Il est impératif que nous revoyions à la hausse l’échelle de nos valeurs humaines. Sa pauvreté actuelle est effarante. Il n’est pas possible que l’aune qui sert à mesurer l’efficacité d’un président se limite à la question de combien d’argent l’on peut gagner, ou de la pertinence de la construction d’un gazoduc. Ce n’est que par un mouvement volontaire de modération de nos passions, sereine et acceptée par nous, que l’humanité peut s’élever au-dessus du courant de matérialisme qui emprisonne le monde.

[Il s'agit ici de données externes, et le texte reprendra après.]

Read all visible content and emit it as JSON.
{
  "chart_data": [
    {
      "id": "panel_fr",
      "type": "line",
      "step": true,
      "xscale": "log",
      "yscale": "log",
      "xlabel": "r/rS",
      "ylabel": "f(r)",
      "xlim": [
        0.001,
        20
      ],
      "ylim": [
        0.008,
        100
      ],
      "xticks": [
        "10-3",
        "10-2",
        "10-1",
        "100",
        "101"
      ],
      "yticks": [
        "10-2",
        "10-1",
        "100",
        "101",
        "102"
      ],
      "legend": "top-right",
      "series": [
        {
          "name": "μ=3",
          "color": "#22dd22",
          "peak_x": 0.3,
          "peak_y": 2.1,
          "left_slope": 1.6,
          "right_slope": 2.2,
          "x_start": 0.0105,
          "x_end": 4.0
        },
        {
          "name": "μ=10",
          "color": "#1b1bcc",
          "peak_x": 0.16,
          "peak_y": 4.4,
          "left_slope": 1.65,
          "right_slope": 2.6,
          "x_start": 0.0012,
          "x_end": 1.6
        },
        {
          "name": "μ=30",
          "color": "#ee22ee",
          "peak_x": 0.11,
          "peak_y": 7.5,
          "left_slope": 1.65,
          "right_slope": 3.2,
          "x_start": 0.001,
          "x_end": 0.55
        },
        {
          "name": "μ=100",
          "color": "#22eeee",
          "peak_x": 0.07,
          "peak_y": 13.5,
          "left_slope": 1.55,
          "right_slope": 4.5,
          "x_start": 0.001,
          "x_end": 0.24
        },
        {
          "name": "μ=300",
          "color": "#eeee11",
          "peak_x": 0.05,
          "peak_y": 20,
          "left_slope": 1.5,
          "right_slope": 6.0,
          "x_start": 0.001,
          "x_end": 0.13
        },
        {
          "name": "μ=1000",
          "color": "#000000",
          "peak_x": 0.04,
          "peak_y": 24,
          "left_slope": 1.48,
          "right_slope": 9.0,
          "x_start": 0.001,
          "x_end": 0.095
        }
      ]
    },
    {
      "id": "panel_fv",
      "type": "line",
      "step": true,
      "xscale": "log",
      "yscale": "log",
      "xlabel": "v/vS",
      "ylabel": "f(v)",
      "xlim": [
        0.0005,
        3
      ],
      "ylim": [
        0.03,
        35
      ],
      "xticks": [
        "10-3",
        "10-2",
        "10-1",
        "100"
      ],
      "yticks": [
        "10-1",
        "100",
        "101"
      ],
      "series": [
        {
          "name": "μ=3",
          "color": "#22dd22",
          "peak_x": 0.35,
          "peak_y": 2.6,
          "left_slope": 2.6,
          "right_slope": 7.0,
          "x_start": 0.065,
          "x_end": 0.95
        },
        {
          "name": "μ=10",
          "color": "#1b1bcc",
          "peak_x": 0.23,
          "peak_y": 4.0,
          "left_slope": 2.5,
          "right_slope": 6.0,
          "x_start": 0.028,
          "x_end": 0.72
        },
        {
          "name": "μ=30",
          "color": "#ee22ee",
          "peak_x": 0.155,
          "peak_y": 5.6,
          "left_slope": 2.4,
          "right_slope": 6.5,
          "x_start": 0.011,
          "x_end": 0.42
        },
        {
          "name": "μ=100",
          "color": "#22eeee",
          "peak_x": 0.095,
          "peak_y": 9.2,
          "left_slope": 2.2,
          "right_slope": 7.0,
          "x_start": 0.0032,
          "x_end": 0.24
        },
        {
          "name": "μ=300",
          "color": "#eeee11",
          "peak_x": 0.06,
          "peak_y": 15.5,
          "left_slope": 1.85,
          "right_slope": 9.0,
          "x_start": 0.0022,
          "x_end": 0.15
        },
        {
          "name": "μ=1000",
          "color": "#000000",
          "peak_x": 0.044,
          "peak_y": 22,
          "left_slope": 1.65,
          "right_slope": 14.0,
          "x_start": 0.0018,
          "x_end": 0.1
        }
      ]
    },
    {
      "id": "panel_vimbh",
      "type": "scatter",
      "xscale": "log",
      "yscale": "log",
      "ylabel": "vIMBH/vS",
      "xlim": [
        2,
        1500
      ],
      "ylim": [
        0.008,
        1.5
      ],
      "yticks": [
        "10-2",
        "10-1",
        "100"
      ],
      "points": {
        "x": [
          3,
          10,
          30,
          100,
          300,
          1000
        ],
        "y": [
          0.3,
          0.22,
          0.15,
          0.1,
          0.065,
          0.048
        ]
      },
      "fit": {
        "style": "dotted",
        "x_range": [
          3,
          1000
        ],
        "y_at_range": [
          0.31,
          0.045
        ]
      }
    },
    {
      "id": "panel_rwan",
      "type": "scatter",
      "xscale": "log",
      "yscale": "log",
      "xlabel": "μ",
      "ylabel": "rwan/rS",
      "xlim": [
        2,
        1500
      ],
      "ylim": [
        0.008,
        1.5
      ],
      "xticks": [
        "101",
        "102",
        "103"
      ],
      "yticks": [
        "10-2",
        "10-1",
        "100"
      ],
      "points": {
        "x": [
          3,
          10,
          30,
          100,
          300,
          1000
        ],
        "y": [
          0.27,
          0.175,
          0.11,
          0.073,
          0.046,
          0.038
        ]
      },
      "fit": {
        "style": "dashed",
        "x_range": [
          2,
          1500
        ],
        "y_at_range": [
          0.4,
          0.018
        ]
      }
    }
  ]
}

Quand bien même nous serait épargné d’être détruits par la guerre, notre vie doit changer si elle ne veut pas périr par sa propre faute. Nous ne pouvons nous dispenser de rappeler ce qu’est fondamentalement la vie, la société. Est-ce vrai que l’homme est au-dessus de tout ? N’y a-t-il aucun esprit supérieur au-dessus de lui ? Les activités humaines et sociales peuvent-elles légitimement être réglées par la seule expansion matérielle ? A-t-on le droit de promouvoir cette expansion au détriment de l’intégrité de notre vie spirituelle ?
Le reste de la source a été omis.